Barb - Sep 01, 2008 12:11:53 pm PDT #1286 of 11998
“Not dead yet!”

Just watched the ep.

Want Duck to suffer the tortures of the damned, preferably public. I sat there, through that whole ep, with a feeling of dread because I just knew that the selfish SOB would do something.

The final shot of Don was brilliantly framed, with the reflection.

I'd have to rewatch to remember exactly, but my impression was that Sally (the daughter) said something to him that echoed something Bobbie had said to him earlier.

He kept telling Bobbie to stop talking and she didn't, continually exposing his "reputation." (I love the ambiguity of not being sure whether he really didn't remember the Random House hookup or if that he's got a rep to the point where people are bragging about having slept with him.)

Then, when Sally said that she wouldn't talk, because she didn't want him to cut himself, I think hit him hard on a lot of different levels, the first being of course, echoing his words to Bobbie.

I think, too, that some of it may well have been wrapped up in his reaction to Betty and her bikini. Lots of layers in this ep.

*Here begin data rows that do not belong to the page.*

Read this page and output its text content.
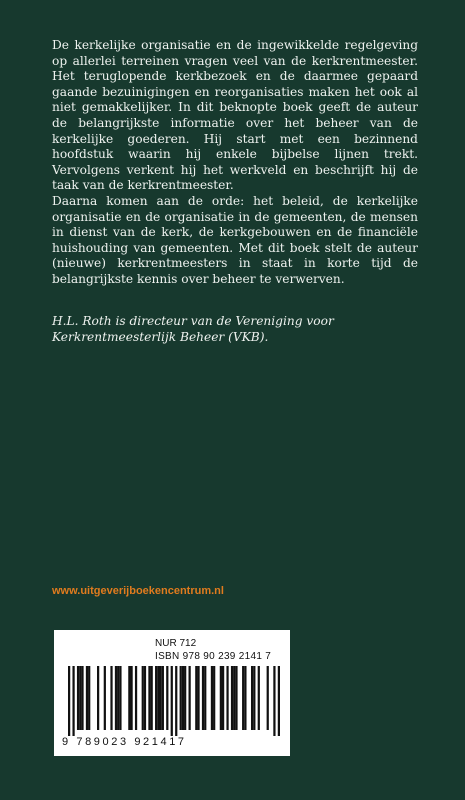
De kerkelijke organisatie en de ingewikkelde regelgeving op allerlei terreinen vragen veel van de kerkrentmeester. Het teruglopende kerkbezoek en de daarmee gepaard gaande bezuinigingen en reorganisaties maken het ook al niet gemakkelijker. In dit beknopte boek geeft de auteur de belangrijkste informatie over het beheer van de kerkelijke goederen. Hij start met een bezinnend hoofdstuk waarin hij enkele bijbelse lijnen trekt. Vervolgens verkent hij het werkveld en beschrijft hij de taak van de kerkrentmeester.

Daarna komen aan de orde: het beleid, de kerkelijke organisatie en de organisatie in de gemeenten, de mensen in dienst van de kerk, de kerkgebouwen en de financiële huishouding van gemeenten. Met dit boek stelt de auteur (nieuwe) kerkrentmeesters in staat in korte tijd de belangrijkste kennis over beheer te verwerven.

H.L. Roth is directeur van de Vereniging voor Kerkrentmeesterlijk Beheer (VKB).

www.uitgeverijboekencentrum.nl
NUR 712
ISBN 978 90 239 2141 7
9 789023 921417
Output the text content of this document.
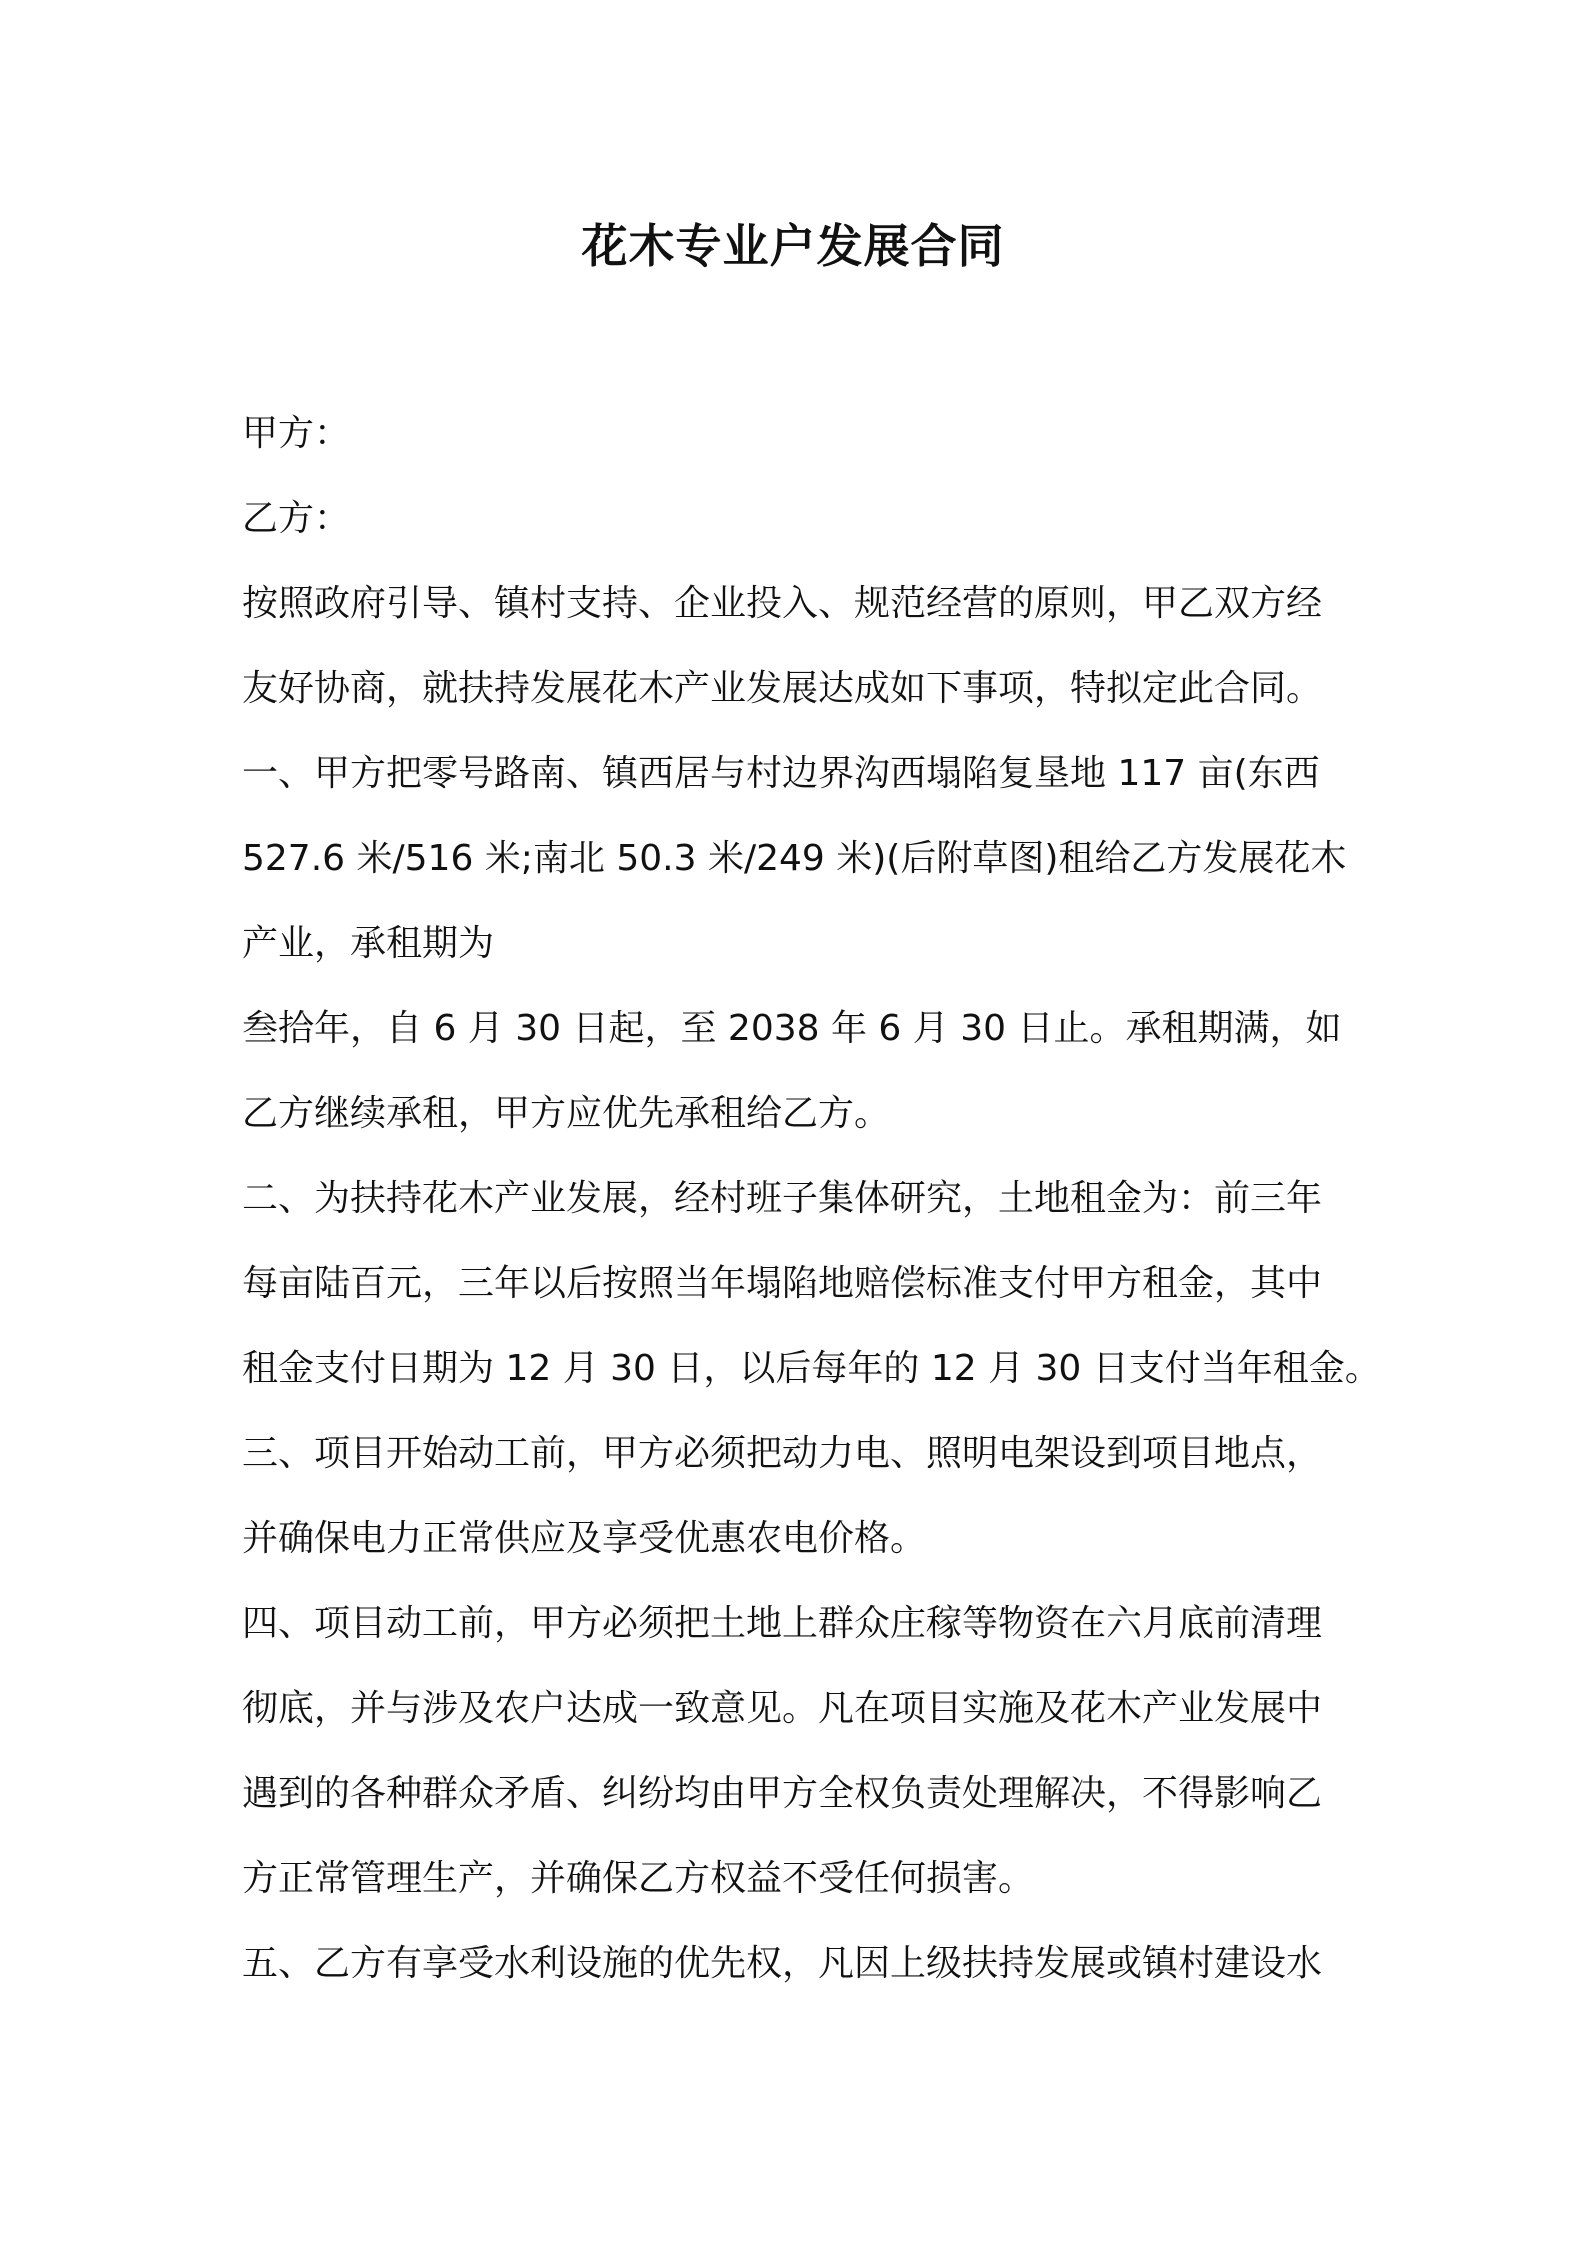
花木专业户发展合同
甲方：
乙方：
按照政府引导、镇村支持、企业投入、规范经营的原则，甲乙双方经
友好协商，就扶持发展花木产业发展达成如下事项，特拟定此合同。
一、甲方把零号路南、镇西居与村边界沟西塌陷复垦地 117 亩(东西
527.6 米/516 米;南北 50.3 米/249 米)(后附草图)租给乙方发展花木
产业，承租期为
叁拾年，自 6 月 30 日起，至 2038 年 6 月 30 日止。承租期满，如
乙方继续承租，甲方应优先承租给乙方。
二、为扶持花木产业发展，经村班子集体研究，土地租金为：前三年
每亩陆百元，三年以后按照当年塌陷地赔偿标准支付甲方租金，其中
租金支付日期为 12 月 30 日，以后每年的 12 月 30 日支付当年租金。
三、项目开始动工前，甲方必须把动力电、照明电架设到项目地点，
并确保电力正常供应及享受优惠农电价格。
四、项目动工前，甲方必须把土地上群众庄稼等物资在六月底前清理
彻底，并与涉及农户达成一致意见。凡在项目实施及花木产业发展中
遇到的各种群众矛盾、纠纷均由甲方全权负责处理解决，不得影响乙
方正常管理生产，并确保乙方权益不受任何损害。
五、乙方有享受水利设施的优先权，凡因上级扶持发展或镇村建设水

DavidS - Sep 01, 2008 1:13:37 pm PDT #1287 of 11998
"Look, son, if it's good enough for Shirley Bassey, it's good enough for you."

I also found the Decembrists jolting. Though the use of Dylan at the end of S1 was anachronistic too.

I'm not sure exactly what was going on with Don and Sally there. Definitely related to him telling Bobbie not to talk. Also, when the servicemen stood up, his daughter was looking up at him with such undiluted adoration and he clearly didn't feel worthy of it. Though he did serve in battle, he doesn't feel like a war hero and knows his whole identity is false.

I think it's him feeling a hollowness very acutely.

You ever noticed how Don never apologizes? Like when Peggy has to remind him to pay back the bail money?

The more I watch, the more I'm taken with VK's performance. Pete is no generic weasel. Ken is closer to that - though he has the fiction writing dimension. Pete's got that weird knack to always say or do the thing which is exactly wrong by a quarter inch.